By Patrick Bray | Arizona Farm & Ranch Group
Arizona’s agricultural industry is a $23 billion dollar industry that is fueled by thousands of workers across the state. Finding and sustaining a reliable workforce is of vital importance to the farming and ranching communities we serve, and that requires a system where workers are treated fairly, and employers are as well.
The Arizona Farm and Ranch Group works every day on the large issues facing our members, including water rights, sustainability, land issues, and delivering food to the table safely and reliably. But we also pay close attention to how Congress is working to ensure that any labor issues are dealt with in a fair and objective way.
That’s one reason I am deeply concerned about multiple efforts to tinker with our nation’s laws regarding independent contractors. Union lobbyists have been pushing politicians in Washington and in state capitals across the country to classify more workers as employees, which would deprive them of many of the career growth opportunities available to them. It would also (no surprise) make it much easier for labor bosses to unionize them.
The issue will almost certainly come before the National Labor Relations Board in the next year. The NLRB is the federal agency empaneled under the National Labor Relations Act to enforce our labor laws and oversee union elections. Throughout the decades since its founding, the NLRB has served as a neutral arbitrator between employers and big labor. Unfortunately, under the administration of President Joe Biden, the NLRB has morphed into a pro-union activist agency attempting to change laws through regulatory fiat rather than legislative action.
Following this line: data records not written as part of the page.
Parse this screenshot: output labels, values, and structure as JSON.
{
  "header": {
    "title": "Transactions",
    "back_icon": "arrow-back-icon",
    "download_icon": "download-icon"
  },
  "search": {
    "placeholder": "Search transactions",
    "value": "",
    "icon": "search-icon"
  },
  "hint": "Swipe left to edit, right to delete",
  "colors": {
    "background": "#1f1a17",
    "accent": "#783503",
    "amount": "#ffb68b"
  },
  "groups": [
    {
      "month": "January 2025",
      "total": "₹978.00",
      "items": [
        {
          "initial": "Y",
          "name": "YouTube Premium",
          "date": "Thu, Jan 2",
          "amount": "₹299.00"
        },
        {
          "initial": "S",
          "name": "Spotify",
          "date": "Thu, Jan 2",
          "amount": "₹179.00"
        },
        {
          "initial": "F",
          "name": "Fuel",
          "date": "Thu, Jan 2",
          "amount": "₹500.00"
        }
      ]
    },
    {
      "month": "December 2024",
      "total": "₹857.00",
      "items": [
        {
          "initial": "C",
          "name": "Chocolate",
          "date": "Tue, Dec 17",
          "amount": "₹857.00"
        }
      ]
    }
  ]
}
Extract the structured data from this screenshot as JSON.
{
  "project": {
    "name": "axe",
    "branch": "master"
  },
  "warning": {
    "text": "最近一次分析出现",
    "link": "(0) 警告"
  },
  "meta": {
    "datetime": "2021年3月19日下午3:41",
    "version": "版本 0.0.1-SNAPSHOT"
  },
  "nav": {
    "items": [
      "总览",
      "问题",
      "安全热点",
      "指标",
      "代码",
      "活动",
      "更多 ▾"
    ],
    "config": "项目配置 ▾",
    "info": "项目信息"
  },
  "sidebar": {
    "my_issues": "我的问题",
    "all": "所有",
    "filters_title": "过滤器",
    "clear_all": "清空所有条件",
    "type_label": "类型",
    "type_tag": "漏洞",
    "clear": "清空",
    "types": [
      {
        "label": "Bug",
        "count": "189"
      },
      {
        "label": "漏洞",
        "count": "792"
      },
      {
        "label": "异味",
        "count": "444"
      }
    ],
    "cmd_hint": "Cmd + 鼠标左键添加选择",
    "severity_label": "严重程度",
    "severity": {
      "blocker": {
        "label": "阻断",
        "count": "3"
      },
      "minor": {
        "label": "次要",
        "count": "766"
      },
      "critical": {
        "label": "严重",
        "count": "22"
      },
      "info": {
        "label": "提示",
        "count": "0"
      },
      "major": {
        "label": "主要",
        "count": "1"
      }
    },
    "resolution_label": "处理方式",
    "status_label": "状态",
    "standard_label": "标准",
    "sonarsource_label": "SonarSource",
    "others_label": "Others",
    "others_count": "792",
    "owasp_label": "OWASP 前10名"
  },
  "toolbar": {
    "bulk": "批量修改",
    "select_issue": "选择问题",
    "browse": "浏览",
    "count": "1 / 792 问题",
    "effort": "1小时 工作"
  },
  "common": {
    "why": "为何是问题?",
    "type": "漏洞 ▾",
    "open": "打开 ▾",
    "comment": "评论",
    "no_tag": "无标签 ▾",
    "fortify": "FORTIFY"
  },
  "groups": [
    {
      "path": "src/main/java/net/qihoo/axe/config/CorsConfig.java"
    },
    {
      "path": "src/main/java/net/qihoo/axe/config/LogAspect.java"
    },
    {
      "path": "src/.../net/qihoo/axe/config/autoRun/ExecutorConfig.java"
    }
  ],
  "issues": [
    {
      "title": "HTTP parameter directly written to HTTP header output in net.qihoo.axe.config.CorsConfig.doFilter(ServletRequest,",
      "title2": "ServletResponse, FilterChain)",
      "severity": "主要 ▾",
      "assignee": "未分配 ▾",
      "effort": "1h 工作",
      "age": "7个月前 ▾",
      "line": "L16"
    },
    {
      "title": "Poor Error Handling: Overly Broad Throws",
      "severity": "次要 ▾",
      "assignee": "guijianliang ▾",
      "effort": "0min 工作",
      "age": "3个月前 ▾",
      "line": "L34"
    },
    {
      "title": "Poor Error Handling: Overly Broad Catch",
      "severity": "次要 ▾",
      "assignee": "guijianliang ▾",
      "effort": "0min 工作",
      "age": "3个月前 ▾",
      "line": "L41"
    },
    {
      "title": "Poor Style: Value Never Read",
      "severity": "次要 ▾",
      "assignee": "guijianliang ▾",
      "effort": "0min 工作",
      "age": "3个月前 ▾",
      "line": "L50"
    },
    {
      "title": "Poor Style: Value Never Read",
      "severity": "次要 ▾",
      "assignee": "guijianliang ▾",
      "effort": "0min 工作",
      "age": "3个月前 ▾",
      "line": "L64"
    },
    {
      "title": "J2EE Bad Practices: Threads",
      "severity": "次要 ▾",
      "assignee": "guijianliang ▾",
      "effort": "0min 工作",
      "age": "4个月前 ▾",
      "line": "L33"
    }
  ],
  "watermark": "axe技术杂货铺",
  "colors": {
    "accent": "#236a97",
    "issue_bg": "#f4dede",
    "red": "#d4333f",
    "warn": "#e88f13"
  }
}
The controversy is coming to a head right now because Biden has renominated former labor attorney Gwynne Wilcox to serve another term on the NLRB. Contrary to NLRB’s traditionally neutral ethos, Wilcox is a progressive activist who is trying to ram through a pro-union agenda. She has already represented unions before the board as an attorney, which draws into question her ability to be unbiased and her respect for common sense conflict of interest restrictions. For example, despite 16 U.S. Senators jointly calling for Wilcox to recuse herself from a case that would make it easier for unions to organize franchise businesses because she had previously represented a union on a similar case, she has so far refused to do so.
Wilcox has already voted to reclassify some independent contractors as employees under the NLRB’s Atlanta Opera decision. In that case, the NLRB ruled that hairdressers and makeup artists were employees, rather than ICs. The decision limits these workers’ ability to make money and grow their personal businesses elsewhere. Who’s to say what industry would be targeted next?
Senator Kyrsten Sinema has a unique say in Wilcox’s nomination. The Senator recently came out in opposition to another Labor nominee cut from the same cloth (Julie Su) and was applauded by the Arizona business communities for it. She has a similar opportunity here. Senator Sinema has carved out a remarkable reputation as a fair-minded independent voice in Washington. She would do Arizona workers a service if she rejected Wilcox.
Patrick Bray is the Executive Vice President of Arizona Farm and Ranch Group. He is a former Goodyear council member.